Much of the aesthetic and symbolic success of The Smiling Madame Beudet’s dream sequences is the result of the mise-en-scene (shot composition) within a shot or its location within the house. For this reason, looking at the floorplan of the apartment and the layout of props provides a unique, comprehensive look at Dulac’s work. It is worthwhile to examine the areas where dreams were located, such as the window through which Monsieur Beudet surreally enters, to obtain a greater understand of how Dulac achieved her visual effects, and also to gain a more informed understanding of the each dream’s symbolism and meaning based on where it took place. Aside from its significance to the dream sequences, the apartment floorplan is also of interest because it gives a more total and therefore in depth look at the small apartment that acts as a prison for Madame Beudet. While reading the pages in this section of the website that discuss the three major dream sequences from the film, one can gain an improved perspective by referring back to these diagrams that provide a bird’s eye view of the apartment.

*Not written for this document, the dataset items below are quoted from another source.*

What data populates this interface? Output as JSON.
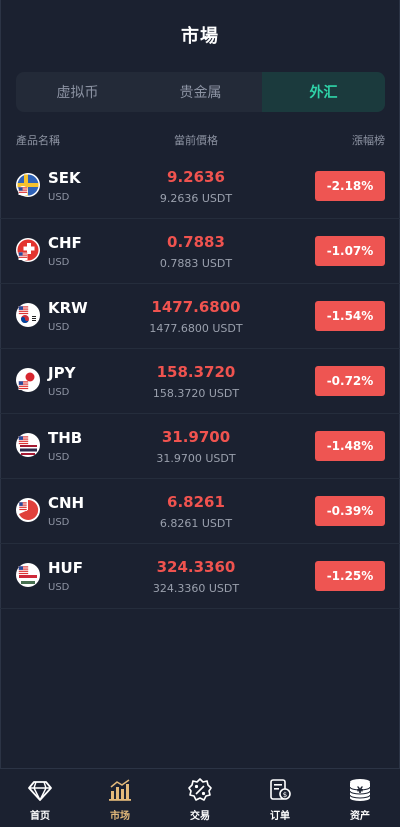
{
  "header": {
    "title": "市場"
  },
  "tabs": [
    {
      "label": "虚拟币",
      "active": false
    },
    {
      "label": "贵金属",
      "active": false
    },
    {
      "label": "外汇",
      "active": true
    }
  ],
  "columns": {
    "name": "產品名稱",
    "price": "當前價格",
    "change": "漲幅榜"
  },
  "rows": [
    {
      "symbol": "SEK",
      "quote": "USD",
      "price": "9.2636",
      "price_usdt": "9.2636 USDT",
      "change": "-2.18%",
      "flag_icon": "sweden-flag-icon"
    },
    {
      "symbol": "CHF",
      "quote": "USD",
      "price": "0.7883",
      "price_usdt": "0.7883 USDT",
      "change": "-1.07%",
      "flag_icon": "switzerland-flag-icon"
    },
    {
      "symbol": "KRW",
      "quote": "USD",
      "price": "1477.6800",
      "price_usdt": "1477.6800 USDT",
      "change": "-1.54%",
      "flag_icon": "south-korea-flag-icon"
    },
    {
      "symbol": "JPY",
      "quote": "USD",
      "price": "158.3720",
      "price_usdt": "158.3720 USDT",
      "change": "-0.72%",
      "flag_icon": "japan-flag-icon"
    },
    {
      "symbol": "THB",
      "quote": "USD",
      "price": "31.9700",
      "price_usdt": "31.9700 USDT",
      "change": "-1.48%",
      "flag_icon": "thailand-flag-icon"
    },
    {
      "symbol": "CNH",
      "quote": "USD",
      "price": "6.8261",
      "price_usdt": "6.8261 USDT",
      "change": "-0.39%",
      "flag_icon": "china-flag-icon"
    },
    {
      "symbol": "HUF",
      "quote": "USD",
      "price": "324.3360",
      "price_usdt": "324.3360 USDT",
      "change": "-1.25%",
      "flag_icon": "hungary-flag-icon"
    }
  ],
  "nav": [
    {
      "label": "首页",
      "icon": "diamond-icon",
      "active": false
    },
    {
      "label": "市场",
      "icon": "bar-chart-icon",
      "active": true
    },
    {
      "label": "交易",
      "icon": "percent-badge-icon",
      "active": false
    },
    {
      "label": "订单",
      "icon": "coin-receipt-icon",
      "active": false
    },
    {
      "label": "资产",
      "icon": "yen-coins-icon",
      "active": false
    }
  ],
  "colors": {
    "background": "#1b2130",
    "accent": "#2fd4a8",
    "down": "#f0534f",
    "nav_active": "#e3b97a"
  }
}
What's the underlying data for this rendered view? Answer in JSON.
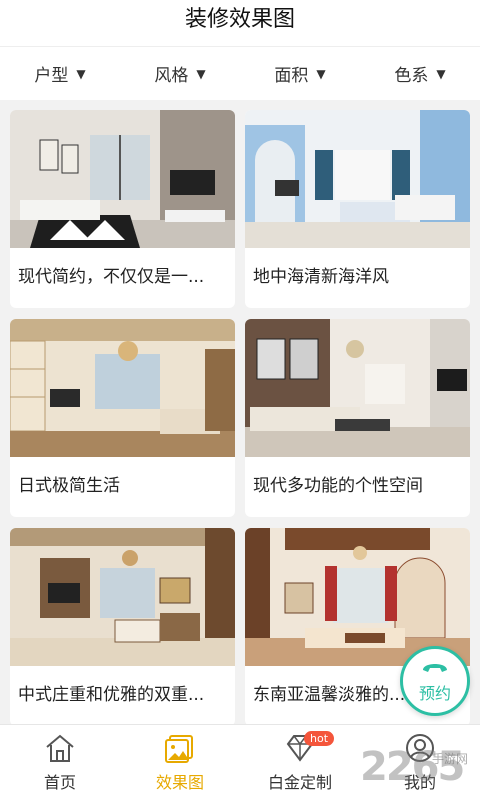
{
  "header": {
    "title": "装修效果图"
  },
  "filters": [
    {
      "label": "户型",
      "icon": "caret-down-icon"
    },
    {
      "label": "风格",
      "icon": "caret-down-icon"
    },
    {
      "label": "面积",
      "icon": "caret-down-icon"
    },
    {
      "label": "色系",
      "icon": "caret-down-icon"
    }
  ],
  "cards": [
    {
      "caption": "现代简约，不仅仅是一...",
      "palette": [
        "#d9d4ce",
        "#2b2b2b"
      ]
    },
    {
      "caption": "地中海清新海洋风",
      "palette": [
        "#a9c9e6",
        "#eef0f2"
      ]
    },
    {
      "caption": "日式极简生活",
      "palette": [
        "#d8c7a8",
        "#9b7a52"
      ]
    },
    {
      "caption": "现代多功能的个性空间",
      "palette": [
        "#6a5344",
        "#e8e3dc"
      ]
    },
    {
      "caption": "中式庄重和优雅的双重...",
      "palette": [
        "#cfc3ae",
        "#7b5a3c"
      ]
    },
    {
      "caption": "东南亚温馨淡雅的...",
      "palette": [
        "#d9b79a",
        "#8a4b2e"
      ]
    }
  ],
  "tabs": [
    {
      "label": "首页",
      "icon": "home-icon"
    },
    {
      "label": "效果图",
      "icon": "gallery-icon"
    },
    {
      "label": "白金定制",
      "icon": "diamond-icon",
      "badge": "hot"
    },
    {
      "label": "我的",
      "icon": "user-icon"
    }
  ],
  "book_button": {
    "label": "预约",
    "icon": "phone-icon"
  },
  "watermark": {
    "number": "2265",
    "text": "手游网"
  },
  "colors": {
    "accent": "#e7a900",
    "book": "#2dbfa4",
    "hot": "#f4553b"
  }
}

Both Madame Beudet and Monsieur Beudet have dreams in the bedroom. Monsieur Beudet sits in the chair by the door and dreams of a girl from the theater production he went to see, representing his inner desires. Madame Beudet lies in bed daydreaming about Monsieur being gone as she has a vision of her husband appearing and disappearing from the bed beside her and then thinks of an image of a court house.
Madame Beudet has her first daydream just as the film begins. She slips into imagination of a calm, shimmering pond as she plays the piano (depicted in the upper right corner of the diagram above).

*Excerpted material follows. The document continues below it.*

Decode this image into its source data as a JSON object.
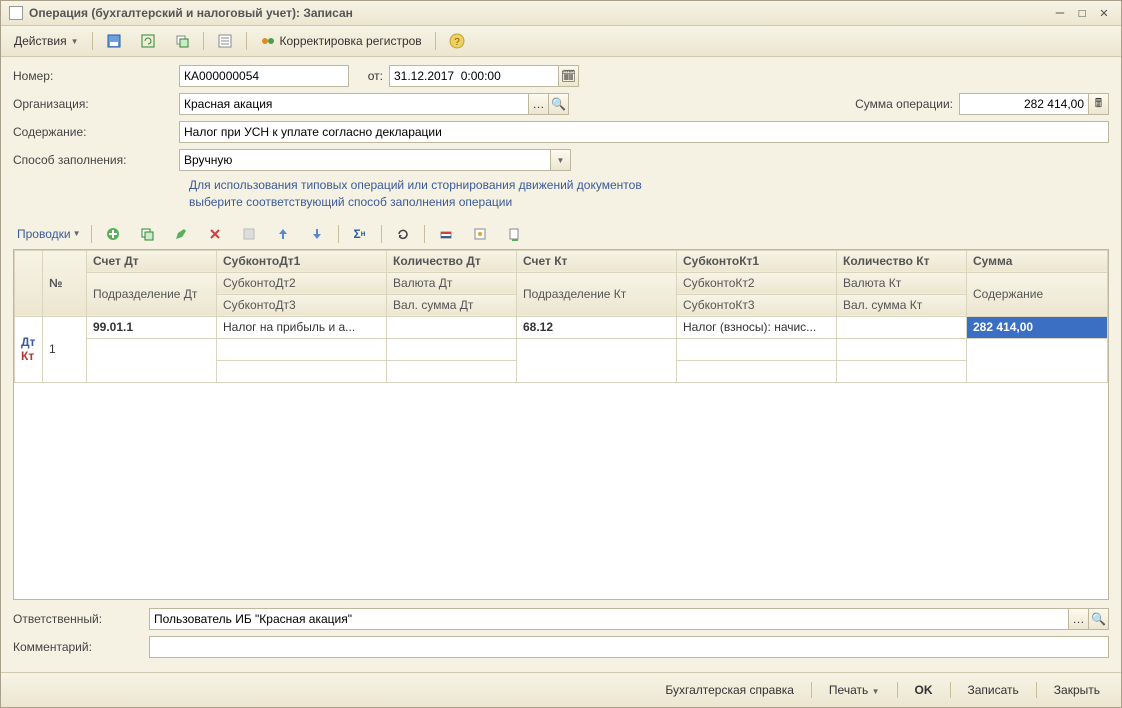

Early in the film, Madame Beudet has her second daydream in which she imagines driving a car through the clouds and being rescued from her misery by a tennis player. She is sitting in the chair that lies in the upper part of the room beside a small circular table (the chair appears in the diagram as a red rectangle and the table as a brown circle with a white circle on top) reading a magazine when she drifts into this daydream.
Another dream, introduced by an intertitle with the word “Obsession.”, that prompts the film’s climax takes place in this room. Madame Beudet is sitting in the same chair as when she has the tennis player and car daydream mentioned above. Behind her is the bookshelf, and she faces the window behind the desk as she imagines Monsieur Beudet slowly entering it before haunting her in various places around the room.